Nature article on releasing source code

Nature just published a 4-page perspective article on the important of releasing the source code for programs used in scientific research. The authors emphasize the importance of reproducibility for results that depend on computation.

Labrigger has already covered releasing source code here, including the sympathetic CRAPL. In that license, it is acknowledged that the code offered is not pretty and no promise of support is offered (in fact, quite the opposite is promised). These are among the key concerns about releasing code. Perhaps the software relies on expensive, propriatery hardware and/or software. Perhaps the code is buggy as hell, thread hostile, devoid of error handling, and relies on core dumps as the main data output interface. Or perhaps the source code is poorly commented, or not commented at all, and all variable names are single characters. Perhaps the code is written in Whitespace with inline Brainfuck.
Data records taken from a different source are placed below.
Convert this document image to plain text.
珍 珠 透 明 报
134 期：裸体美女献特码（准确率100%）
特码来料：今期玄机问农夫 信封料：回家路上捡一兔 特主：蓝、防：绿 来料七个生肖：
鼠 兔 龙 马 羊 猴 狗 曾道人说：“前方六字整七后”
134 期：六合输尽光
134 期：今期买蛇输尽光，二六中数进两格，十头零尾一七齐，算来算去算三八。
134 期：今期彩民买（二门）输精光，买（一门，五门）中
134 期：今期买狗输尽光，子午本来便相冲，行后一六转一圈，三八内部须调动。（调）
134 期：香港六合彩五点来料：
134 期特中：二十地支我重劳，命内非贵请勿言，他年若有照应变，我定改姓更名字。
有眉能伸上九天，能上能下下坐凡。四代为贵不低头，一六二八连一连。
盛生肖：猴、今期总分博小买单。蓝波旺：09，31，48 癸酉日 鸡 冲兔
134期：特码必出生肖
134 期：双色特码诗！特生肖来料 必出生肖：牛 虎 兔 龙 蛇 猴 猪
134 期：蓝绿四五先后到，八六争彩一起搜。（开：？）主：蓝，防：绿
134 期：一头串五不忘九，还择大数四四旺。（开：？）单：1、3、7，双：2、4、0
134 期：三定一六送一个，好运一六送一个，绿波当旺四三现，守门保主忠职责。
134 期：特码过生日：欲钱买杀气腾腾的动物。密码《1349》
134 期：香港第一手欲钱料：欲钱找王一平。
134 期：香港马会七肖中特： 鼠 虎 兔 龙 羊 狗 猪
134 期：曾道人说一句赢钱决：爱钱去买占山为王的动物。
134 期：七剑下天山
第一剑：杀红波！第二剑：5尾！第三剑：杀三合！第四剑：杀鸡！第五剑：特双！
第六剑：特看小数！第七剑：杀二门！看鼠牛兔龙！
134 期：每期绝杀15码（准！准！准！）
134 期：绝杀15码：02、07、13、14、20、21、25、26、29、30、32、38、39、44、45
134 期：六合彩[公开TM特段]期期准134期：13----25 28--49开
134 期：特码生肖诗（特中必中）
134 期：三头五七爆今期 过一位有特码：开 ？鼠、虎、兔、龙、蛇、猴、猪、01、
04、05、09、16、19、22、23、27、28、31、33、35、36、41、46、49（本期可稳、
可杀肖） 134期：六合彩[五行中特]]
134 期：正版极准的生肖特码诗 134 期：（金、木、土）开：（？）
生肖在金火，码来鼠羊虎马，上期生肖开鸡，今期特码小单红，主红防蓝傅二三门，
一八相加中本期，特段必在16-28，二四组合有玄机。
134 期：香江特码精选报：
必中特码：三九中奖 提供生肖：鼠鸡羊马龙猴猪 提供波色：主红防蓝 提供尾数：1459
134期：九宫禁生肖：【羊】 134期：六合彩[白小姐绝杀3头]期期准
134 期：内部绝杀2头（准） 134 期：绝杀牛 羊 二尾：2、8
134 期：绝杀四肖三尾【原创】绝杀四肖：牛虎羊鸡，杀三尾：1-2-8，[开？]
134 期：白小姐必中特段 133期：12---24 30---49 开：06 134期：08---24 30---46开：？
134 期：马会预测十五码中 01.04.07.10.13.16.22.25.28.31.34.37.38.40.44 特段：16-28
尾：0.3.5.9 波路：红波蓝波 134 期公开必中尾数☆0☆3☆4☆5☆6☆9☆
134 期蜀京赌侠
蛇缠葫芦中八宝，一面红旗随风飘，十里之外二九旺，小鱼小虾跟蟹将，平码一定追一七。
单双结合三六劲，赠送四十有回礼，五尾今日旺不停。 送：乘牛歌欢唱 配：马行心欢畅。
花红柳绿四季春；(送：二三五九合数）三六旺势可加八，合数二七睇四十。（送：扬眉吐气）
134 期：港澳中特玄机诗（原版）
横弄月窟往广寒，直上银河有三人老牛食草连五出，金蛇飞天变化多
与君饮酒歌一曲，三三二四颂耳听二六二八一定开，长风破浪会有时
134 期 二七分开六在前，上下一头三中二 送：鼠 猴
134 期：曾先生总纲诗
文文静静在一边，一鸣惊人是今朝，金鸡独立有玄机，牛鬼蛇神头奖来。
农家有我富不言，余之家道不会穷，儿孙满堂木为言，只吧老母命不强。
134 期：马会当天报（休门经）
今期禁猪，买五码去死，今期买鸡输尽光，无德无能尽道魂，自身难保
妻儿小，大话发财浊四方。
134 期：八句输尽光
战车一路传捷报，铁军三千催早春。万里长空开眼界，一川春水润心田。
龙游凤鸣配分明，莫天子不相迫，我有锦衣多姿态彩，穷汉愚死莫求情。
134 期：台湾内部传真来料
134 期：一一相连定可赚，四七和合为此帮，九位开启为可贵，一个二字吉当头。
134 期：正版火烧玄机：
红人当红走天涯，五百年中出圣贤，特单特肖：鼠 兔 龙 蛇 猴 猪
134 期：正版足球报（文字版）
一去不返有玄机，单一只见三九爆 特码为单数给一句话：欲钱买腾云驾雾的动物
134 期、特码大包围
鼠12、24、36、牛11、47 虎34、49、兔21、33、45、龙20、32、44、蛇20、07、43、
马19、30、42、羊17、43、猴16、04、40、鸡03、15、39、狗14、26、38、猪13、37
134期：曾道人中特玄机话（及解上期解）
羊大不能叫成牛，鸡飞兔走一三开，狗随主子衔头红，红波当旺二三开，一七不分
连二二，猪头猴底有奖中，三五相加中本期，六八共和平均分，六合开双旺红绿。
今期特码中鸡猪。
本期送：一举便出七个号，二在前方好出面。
The authors spend a long time explaining that there is no substitute for releasing the source code. That is, pseudo code, mathematical, or natural language descriptions are never enough. Of course they’re right in principle, but I appreciate the alternative descriptions sometimes, so I wouldn’t want a source code release to replace those alternative descriptions. For example, I don’t want to have to sift through someone’s crap code just to find how they performed a specific bootstrap analysis. The description in the methods section should be sufficiently clear and detailed so that I can code it up myself.

One point the authors make is that errors can be detected when the entire source code is released. Sometimes, even commercial programs have bugs that change results. E.g., GraphPad had a rather unfortunate bug that resulted in data groups being flagged as significantly different when they weren’t.